Workers at the Royal Van Zanten flower farm have raised concerns after discovering that nearly 228 million Shillings is unaccounted for in their Savings and Credit Cooperative (SACCO).
The cooperative has had its accounts frozen for the past two months following the shortfall, sparking anger and confusion among members who rely on their savings for personal financial needs. The SACCO was set up in 2010 to help workers at the flower farm save money and access loans for personal development.
According to records, the total savings had reached nearly 259 million, with member loans accounting for about 30.5 million Shillings.
However, a recent account review revealed a shocking reality: the balance in SACCO’s bank account was just 124,783 Shillings indicating that 88% of members’ funds were missing.
Grace Kalawobi, a representative for the SACCO members, says the lack of transparency from both the SACCO committee and farm management has left them with no option but to seek legal action.

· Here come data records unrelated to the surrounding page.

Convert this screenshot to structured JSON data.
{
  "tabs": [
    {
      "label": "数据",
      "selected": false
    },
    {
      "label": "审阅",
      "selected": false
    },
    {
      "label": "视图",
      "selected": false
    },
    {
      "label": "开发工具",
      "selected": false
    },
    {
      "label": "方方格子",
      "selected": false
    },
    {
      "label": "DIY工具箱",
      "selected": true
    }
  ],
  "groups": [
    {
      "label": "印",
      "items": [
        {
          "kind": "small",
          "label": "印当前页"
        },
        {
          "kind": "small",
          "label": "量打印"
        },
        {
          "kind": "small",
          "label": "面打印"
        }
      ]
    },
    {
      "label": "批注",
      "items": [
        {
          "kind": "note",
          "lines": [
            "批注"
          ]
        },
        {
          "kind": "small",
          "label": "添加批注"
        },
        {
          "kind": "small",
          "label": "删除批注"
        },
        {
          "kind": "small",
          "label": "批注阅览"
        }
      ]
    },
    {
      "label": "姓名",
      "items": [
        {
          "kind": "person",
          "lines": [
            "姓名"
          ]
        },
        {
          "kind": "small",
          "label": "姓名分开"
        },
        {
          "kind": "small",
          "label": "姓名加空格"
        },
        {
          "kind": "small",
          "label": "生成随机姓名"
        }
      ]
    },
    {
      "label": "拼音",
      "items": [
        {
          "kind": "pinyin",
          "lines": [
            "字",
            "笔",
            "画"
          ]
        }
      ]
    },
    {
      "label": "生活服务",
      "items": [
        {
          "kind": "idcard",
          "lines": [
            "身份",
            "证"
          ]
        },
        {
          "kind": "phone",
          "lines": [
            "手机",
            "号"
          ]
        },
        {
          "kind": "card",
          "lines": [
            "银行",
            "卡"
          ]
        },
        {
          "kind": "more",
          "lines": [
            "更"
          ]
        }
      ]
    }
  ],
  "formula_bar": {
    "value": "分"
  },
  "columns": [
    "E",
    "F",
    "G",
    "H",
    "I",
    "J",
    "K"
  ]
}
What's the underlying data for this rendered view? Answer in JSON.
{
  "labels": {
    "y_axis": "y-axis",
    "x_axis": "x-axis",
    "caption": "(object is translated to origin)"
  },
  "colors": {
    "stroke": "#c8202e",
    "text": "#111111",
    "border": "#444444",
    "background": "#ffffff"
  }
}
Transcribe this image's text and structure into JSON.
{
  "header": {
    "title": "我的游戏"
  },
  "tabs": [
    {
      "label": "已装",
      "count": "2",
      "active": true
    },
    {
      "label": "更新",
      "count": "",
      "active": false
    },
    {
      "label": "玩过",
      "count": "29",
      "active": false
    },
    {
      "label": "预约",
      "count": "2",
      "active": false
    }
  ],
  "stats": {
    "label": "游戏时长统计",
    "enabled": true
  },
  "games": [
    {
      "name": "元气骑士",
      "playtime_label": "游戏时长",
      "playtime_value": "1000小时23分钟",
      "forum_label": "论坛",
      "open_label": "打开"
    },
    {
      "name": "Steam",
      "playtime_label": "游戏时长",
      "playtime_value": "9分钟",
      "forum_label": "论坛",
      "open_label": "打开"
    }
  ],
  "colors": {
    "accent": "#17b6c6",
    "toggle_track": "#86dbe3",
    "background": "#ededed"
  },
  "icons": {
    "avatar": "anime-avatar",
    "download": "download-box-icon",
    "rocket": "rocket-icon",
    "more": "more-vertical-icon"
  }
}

Two figures in the SACCO, current chairperson Tonny Deme and former chairperson Emmanuel Nsubuga were detained and later released on police bond.
However, the farm’s finance controller, Pieter Huys, declined to respond to the police summons, stating he had “nothing to record” regarding the matter.
“We work hard, but now the company and the SACCO committee have taken away what we saved,” she said, urging the government and workers’ unions to intervene.
The management of Royal Van Zanten claims the company has no role in SACCO operations, though workers’ contributions are automatically deducted from their payroll.
Nsubuga, the former SACCO chairperson, expressed frustration, stating that workers had requested transparency over funds deducted and remitted but received no support.
“We were summoned and ended up being detained over matters we don’t know,” he said.
Royal Van Zanten’s finance controller, Pieters, defended the company, asserting that the SACCO is independently managed by its committee and criticised workers for attempting to implicate the farm.
He further disclosed that the decision to freeze the account came after employees complained of mismanagement of funds.
According to Pieters, the company hired MHKP Associates, an external auditor, to examine the finances, although the audit found no clear source for the shortfall.
The audit report, while unable to pinpoint the shortfall’s origins, uncovered multiple lapses in SACCO management.
Key recommendations from MHKP Associates include a complete reconciliation of bank and cash book records since the SACCO’s inception.
The audit further noted that mandatory meetings – monthly committee reviews and annual general meetings – had not been held, and no annual audit had ever been conducted.
The auditors recommended that the company pursue legal action against the SACCO committee because the procedural oversights may have contributed to the SACCO’s financial mismanagement.
Current SACCO chairperson Tonny Deme disagreed with the audit’s conclusions, arguing that they lacked substantive findings. He believes that without clear answers on the source of the financial discrepancy, the audit report only adds to the confusion and tension among workers.
However, for the affected workers, their SACCO savings represent years of hard work and sacrifice, and they now face an uncertain future.
Kalawobi and other affected members hope continued police involvement will bring transparency and hold those responsible accountable.
The workers also demand that the SACCO adopt improved governance measures, including regular meetings, audits, and clear record-keeping to restore trust among its members.